Thursday, April 23, 2009

WORDS

I’ve always been fascinated with correct pronunciation of difficult words. I look them up in my huge unabridged Random House Dictionary.

Humiliation is a familiar feeling to a person who learns words by reading rather than by hearing them in conversation. The first time I was humiliated for pronouncing a word wrong was when I asked Dad why he didn’t get some MAN-ure to use as fertilizer. He puzzled over it for a minute, then gently explained that man-OOR was what he shoveled up in the barn and dumped onto the farm crops. But he couldn’t conceal his amusement.

Spelling can be another source of humiliation for a word lover. I nearly won the county-wide seventh grade spelling bee on the radio in Astoria. When I realized it was me against Wanda Biggs for the final word, I froze. The word was exaggerate, a word I could easily spell. But my mind went blank. “E-g-g-s-?” I began. The moderator, seeing my panic, tried to help. “No, EX-aggerate.” I searched frantically in my tortured mind and came up with “E-c-k-s …?” At which point he turned to Wanda. “Wanda?” She tossed her hair, stepped up to the microphone and rattled it off. The letter X, that’s what I couldn’t find. I wanted to die. Wanda smirked, her favorite expression. That was a humiliation I clearly have issues about to this day. At our 50-year class reunion Wanda brought her red chiffon prom dress, and hung it on a divider in the center of the room. Then she laid out on tables all of her angora sweaters, complete with the scarves she had tucked into the neck back in the Fifties; and the earrings she had worn with each outfit. She stood to make an announcement: “Everything here still fits me perfectly.”
That was obviously true—but…Why?

Another humiliation I still have issues about happened the night before my first cancer surgery. My then-husband brought his mistress over to share a bottle of wine and “comfort” me. Since I couldn’t eat or drink anything I tried to make conversation with her. I used a word which I had read but never used in conversation. I pronounced it BANE-ul. She flashed a quick, amused look at my soon-to-be-ex-husband, and finally, encouraged by his grin, laughed out loud. “Do you mean ban-OWL?” I’ll never mispronounce that word again. In fact, I’ll never use that word again.

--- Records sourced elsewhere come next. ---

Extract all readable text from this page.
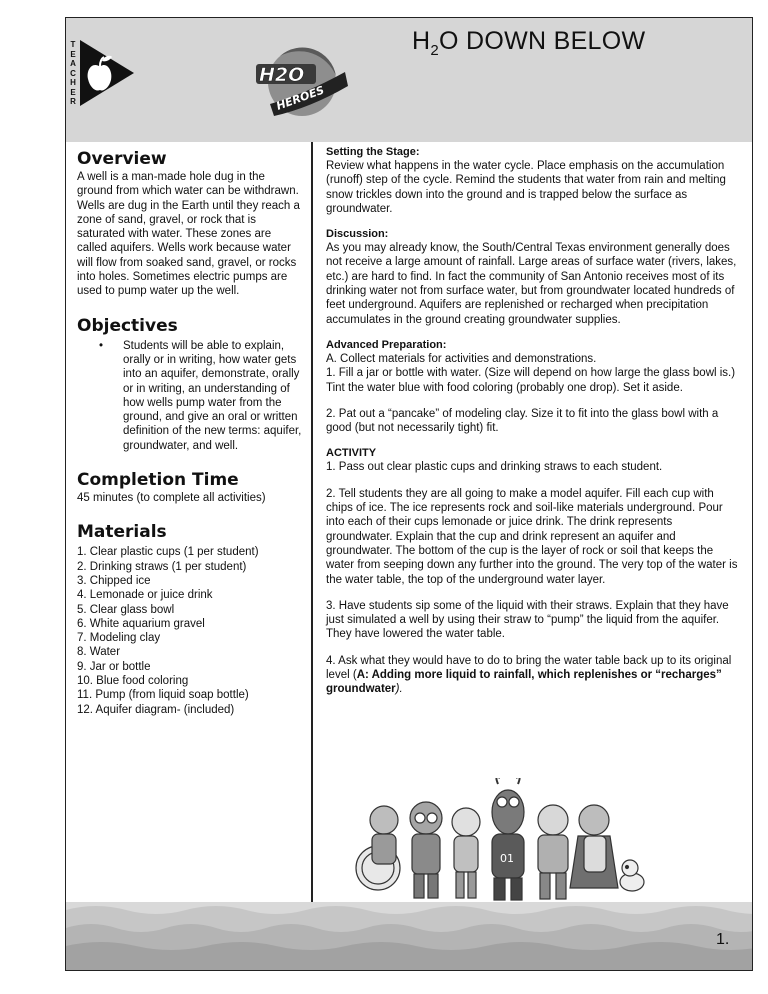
T
E
A
C
H
E
R
H2O
HEROES
$H_2O$ DOWN BELOW
Overview

A well is a man-made hole dug in the ground from which water can be withdrawn. Wells are dug in the Earth until they reach a zone of sand, gravel, or rock that is saturated with water. These zones are called aquifers. Wells work because water will flow from soaked sand, gravel, or rocks into holes. Sometimes electric pumps are used to pump water up the well.

Objectives
• Students will be able to explain, orally or in writing, how water gets into an aquifer, demonstrate, orally or in writing, an understanding of how wells pump water from the ground, and give an oral or written definition of the new terms: aquifer, groundwater, and well.
Completion Time

45 minutes (to complete all activities)

Materials
1. Clear plastic cups (1 per student)
2. Drinking straws (1 per student)
3. Chipped ice
4. Lemonade or juice drink
5. Clear glass bowl
6. White aquarium gravel
7. Modeling clay
8. Water
9. Jar or bottle
10. Blue food coloring
11. Pump (from liquid soap bottle)
12. Aquifer diagram- (included)

Setting the Stage:

Review what happens in the water cycle. Place emphasis on the accumulation (runoff) step of the cycle. Remind the students that water from rain and melting snow trickles down into the ground and is trapped below the surface as groundwater.

Discussion:

As you may already know, the South/Central Texas environment generally does not receive a large amount of rainfall. Large areas of surface water (rivers, lakes, etc.) are hard to find. In fact the community of San Antonio receives most of its drinking water not from surface water, but from groundwater located hundreds of feet underground. Aquifers are replenished or recharged when precipitation accumulates in the ground creating groundwater supplies.

Advanced Preparation:

A. Collect materials for activities and demonstrations.

1. Fill a jar or bottle with water. (Size will depend on how large the glass bowl is.) Tint the water blue with food coloring (probably one drop). Set it aside.

2. Pat out a “pancake” of modeling clay. Size it to fit into the glass bowl with a good (but not necessarily tight) fit.

ACTIVITY

1. Pass out clear plastic cups and drinking straws to each student.

2. Tell students they are all going to make a model aquifer. Fill each cup with chips of ice. The ice represents rock and soil-like materials underground. Pour into each of their cups lemonade or juice drink. The drink represents groundwater. Explain that the cup and drink represent an aquifer and groundwater. The bottom of the cup is the layer of rock or soil that keeps the water from seeping down any further into the ground. The very top of the water is the water table, the top of the underground water layer.

3. Have students sip some of the liquid with their straws. Explain that they have just simulated a well by using their straw to “pump” the liquid from the aquifer. They have lowered the water table.

4. Ask what they would have to do to bring the water table back up to its original level (A: Adding more liquid to rainfall, which replenishes or “recharges” groundwater).

01
1.
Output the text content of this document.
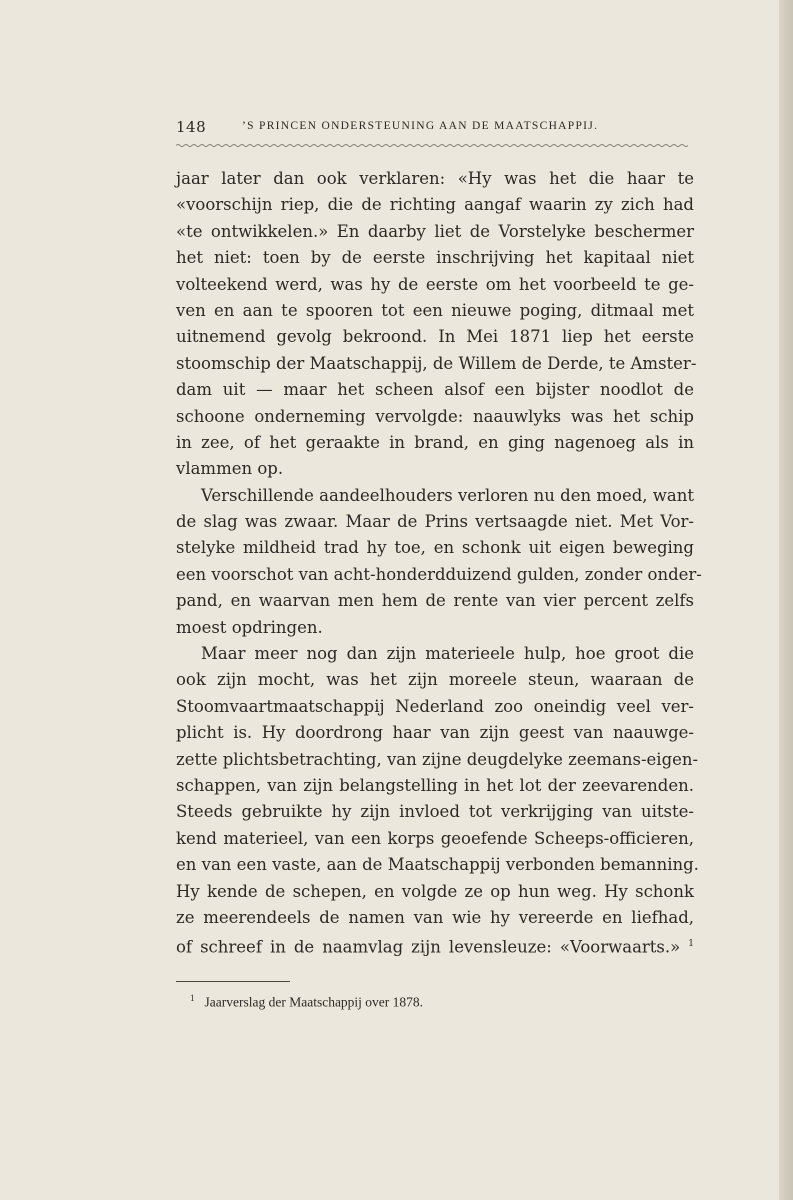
148	’S PRINCEN ONDERSTEUNING AAN DE MAATSCHAPPIJ.
jaar later dan ook verklaren: «Hy was het die haar te
«voorschijn riep, die de richting aangaf waarin zy zich had
«te ontwikkelen.» En daarby liet de Vorstelyke beschermer
het niet: toen by de eerste inschrijving het kapitaal niet
volteekend werd, was hy de eerste om het voorbeeld te ge-
ven en aan te spooren tot een nieuwe poging, ditmaal met
uitnemend gevolg bekroond. In Mei 1871 liep het eerste
stoomschip der Maatschappij, de Willem de Derde, te Amster-
dam uit — maar het scheen alsof een bijster noodlot de
schoone onderneming vervolgde: naauwlyks was het schip
in zee, of het geraakte in brand, en ging nagenoeg als in
vlammen op.
Verschillende aandeelhouders verloren nu den moed, want
de slag was zwaar. Maar de Prins vertsaagde niet. Met Vor-
stelyke mildheid trad hy toe, en schonk uit eigen beweging
een voorschot van acht-honderdduizend gulden, zonder onder-
pand, en waarvan men hem de rente van vier percent zelfs
moest opdringen.
Maar meer nog dan zijn materieele hulp, hoe groot die
ook zijn mocht, was het zijn moreele steun, waaraan de
Stoomvaartmaatschappij Nederland zoo oneindig veel ver-
plicht is. Hy doordrong haar van zijn geest van naauwge-
zette plichtsbetrachting, van zijne deugdelyke zeemans-eigen-
schappen, van zijn belangstelling in het lot der zeevarenden.
Steeds gebruikte hy zijn invloed tot verkrijging van uitste-
kend materieel, van een korps geoefende Scheeps-officieren,
en van een vaste, aan de Maatschappij verbonden bemanning.
Hy kende de schepen, en volgde ze op hun weg. Hy schonk
ze meerendeels de namen van wie hy vereerde en liefhad,
of schreef in de naamvlag zijn levensleuze: «Voorwaarts.» $^1$
$^1$ Jaarverslag der Maatschappij over 1878.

Jack, my husband for the last twenty-eight years, never smirks, or smiles, or grins if I mispronounce something. I haven’t felt pronunciation humiliation for ages.

Now if I only knew for sure how to pronounce “vapid.” My Unabridged Dictionary says it’s vapp-id, but the online Webster’s says it could also be pronounced vaypid.

And flaccid. There’s a word for which I have used the secondary pronunciation, flassid, like everyone else, until I looked it up and found that the preferred pronunciation is flak-sid. Not that it’s a word anyone regularly uses. I may never use that word again, either.
Now try to get that word out of your head.